Another case was that of the energy company SHELL, which has been operating in Nigeria for years and operates drilling rigs and oil facilities there. In the early 2000s SHELL was involved in damage due to a leak from Nigeria’s oil pipelines, which created a major sanitary and environmental hazard. This is the most serious damage in the history of Nigeria. SHELL, which has worked to clean up the damage of the leak (some would say not a great success, but that is another matter), has stated its commitment to supporting human rights and contributing to sustainable development in Nigeria. As a result, the company worked to develop programs to promote local communities, programs that stood at 75 percent success, according to SHELL.
However, after further examination it became clear that these success rates are relevant to projects less than a year old that the business has promoted. time shows that the areas where SHELL operated were “cemeteries” of projects, such as non-working water systems, health centers that were never opened and schools where lessons were never taught (as found in the Christian Aid study, “Behind the Mask”).
What is the secret of success?
As you can see, despite good intentions, businesses do not always stand the test of time. The goodwill of businesses often encounters barriers that impair the success of programs and the ability to produce a positive impact. From my experience as a consultant in the field of corporate responsibility and sustainability, the differences between successful and less successful cases, between the ability to bring about a real solution to the problem versus failure, often differ for several reasons:
Connecting to strategy and creating shared value
When there is a strategic link between the company’s business activity and the social challenge, the possibility of success is higher. Formulating a solution as one that addresses a social need as well as adapted to the economic activity of a business, expands the social impact of the business, and at the same time develops its own business capabilities.
A real desire for change
Addressing and mediating a social challenge is not the way to deal with irresponsible acts that the company commits.

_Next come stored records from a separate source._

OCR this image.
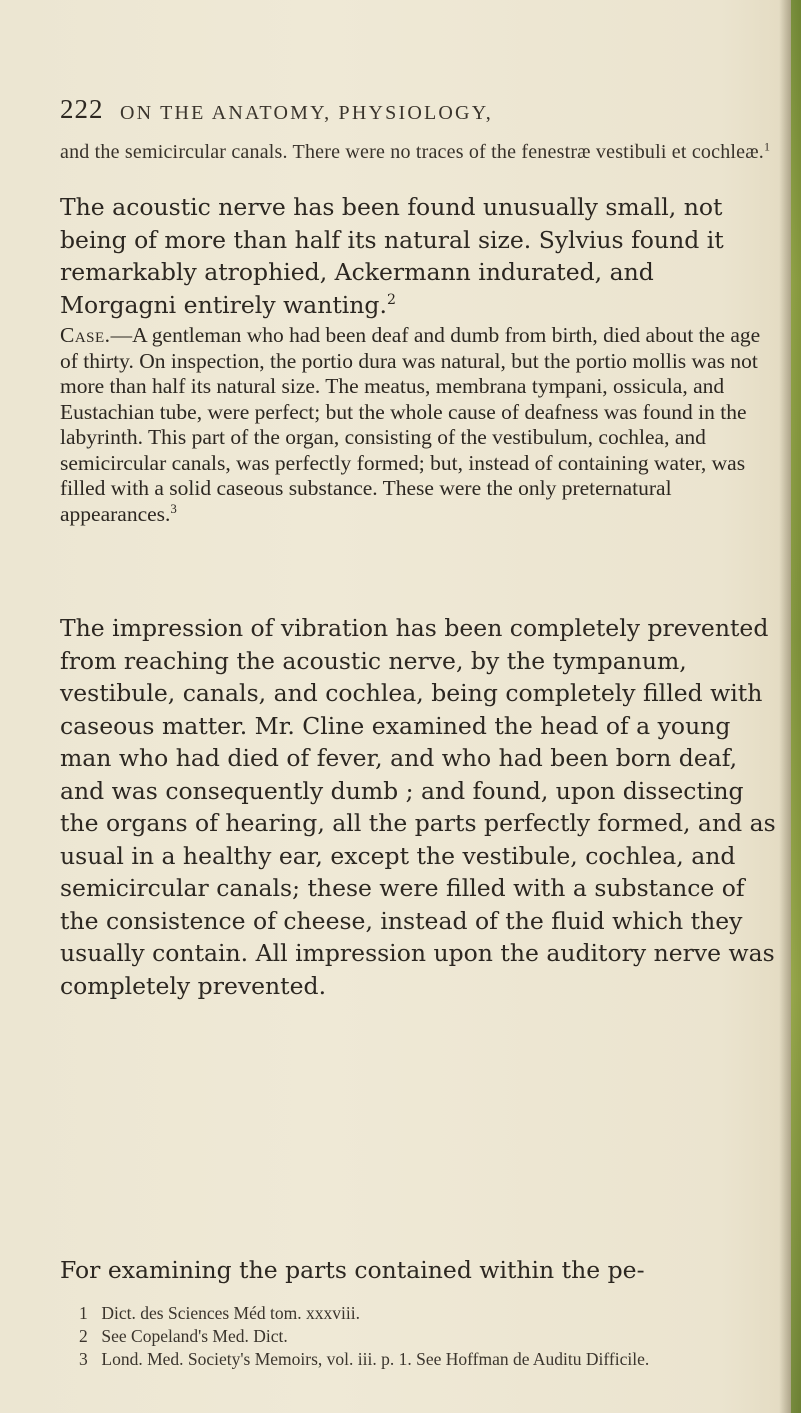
222 ON THE ANATOMY, PHYSIOLOGY,

and the semicircular canals. There were no traces of the fenestræ vestibuli et cochleæ.$^1$

The acoustic nerve has been found unusually small, not being of more than half its natural size. Sylvius found it remarkably atrophied, Ackermann indurated, and Morgagni entirely wanting.$^2$

Case.—A gentleman who had been deaf and dumb from birth, died about the age of thirty. On inspection, the portio dura was natural, but the portio mollis was not more than half its natural size. The meatus, membrana tympani, ossicula, and Eustachian tube, were perfect; but the whole cause of deafness was found in the labyrinth. This part of the organ, consisting of the vestibulum, cochlea, and semicircular canals, was perfectly formed; but, instead of containing water, was filled with a solid caseous substance. These were the only preternatural appearances.$^3$

The impression of vibration has been completely prevented from reaching the acoustic nerve, by the tympanum, vestibule, canals, and cochlea, being completely filled with caseous matter. Mr. Cline examined the head of a young man who had died of fever, and who had been born deaf, and was consequently dumb ; and found, upon dissecting the organs of hearing, all the parts perfectly formed, and as usual in a healthy ear, except the vestibule, cochlea, and semicircular canals; these were filled with a substance of the consistence of cheese, instead of the fluid which they usually contain. All impression upon the auditory nerve was completely prevented.

For examining the parts contained within the pe-

1 Dict. des Sciences Méd tom. xxxviii.

2 See Copeland's Med. Dict.

3 Lond. Med. Society's Memoirs, vol. iii. p. 1. See Hoffman de Auditu Difficile.
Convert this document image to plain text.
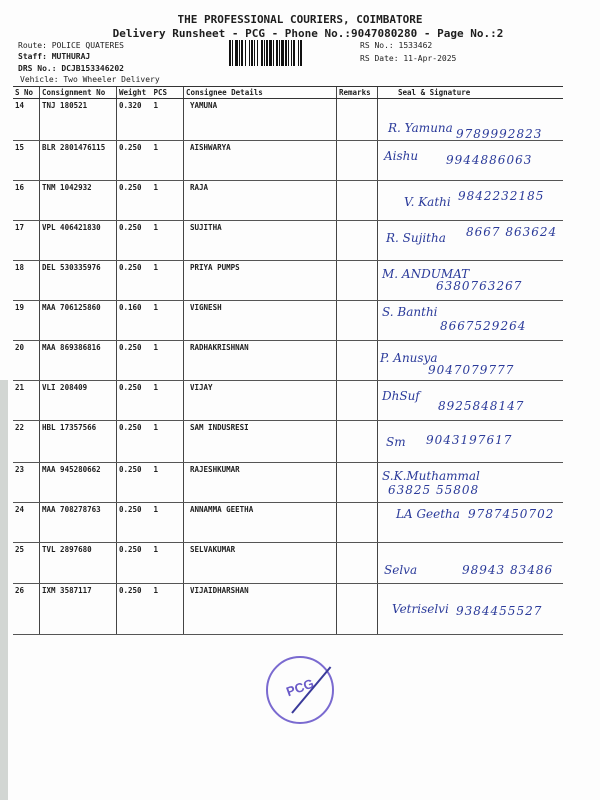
THE PROFESSIONAL COURIERS, COIMBATORE
Delivery Runsheet - PCG - Phone No.:9047080280 - Page No.:2
Route: POLICE QUATERES
Staff: MUTHURAJ
DRS No.: DCJB153346202
Vehicle: Two Wheeler Delivery
RS No.: 1533462
RS Date: 11-Apr-2025
S No	Consignment No	Weight PCS	Consignee Details	Remarks	Seal & Signature
14	TNJ 180521	0.320 1	YAMUNA		R. Yamuna 9789992823

15	BLR 2801476115	0.250 1	AISHWARYA		Aishu 9944886063

16	TNM 1042932	0.250 1	RAJA		V. Kathi 9842232185

17	VPL 406421830	0.250 1	SUJITHA		R. Sujitha 8667 863624

18	DEL 530335976	0.250 1	PRIYA PUMPS		M. ANDUMAT
6380763267

19	MAA 706125860	0.160 1	VIGNESH		S. Banthi
8667529264

20	MAA 869386816	0.250 1	RADHAKRISHNAN		P. Anusya
9047079777

21	VLI 208409	0.250 1	VIJAY		DhSuf
8925848147

22	HBL 17357566	0.250 1	SAM INDUSRESI		Sm 9043197617

23	MAA 945280662	0.250 1	RAJESHKUMAR		S.K.Muthammal
63825 55808

24	MAA 708278763	0.250 1	ANNAMMA GEETHA		LA Geetha 9787450702

25	TVL 2897680	0.250 1	SELVAKUMAR		Selva 98943 83486

26	IXM 3587117	0.250 1	VIJAIDHARSHAN		Vetriselvi 9384455527
PCG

The company should be honest and act on real motives that will help and promote the beneficiaries of the activity, and not use social goals as a tool to obscure the problematic conduct of the business or the negative effects of its products and services.
Focusing on the long-term impact
Despite the demand for immediate solutions in the world in which we live today and despite the convenience of promoting short-term activities, social problems are complex and require addressing a range of factors over an extended period of time. Companies that have worked to promote long-term programs have created greater and more significant value.
Businesses can maximize profits and do good at the same time. Although there are cases where a business’s attempts to solve a social challenge have had a negative impact, quite a few businesses are able to make a significant change in various social issues. Corporate responsibility works when you want it to, whether the business is working directly to eradicate the problem or through raising awareness of the issue it has chosen to focus on. Businesses that see social success as the key to business success and work to create real, non-cosmetic change, are successful. Corporate responsibility is not philanthropy and does not come to replace the responsibility of the public sector, however, companies today have great power and it is great to see that there are those who are educated to use it for meaningful endeavours.
This article was contributed by Ms. Nofar Wallach-Lazarsko, a sustainability and corporate responsibility consultant at BDO-Israel. Contributed articles reflect the opinion of the authors only.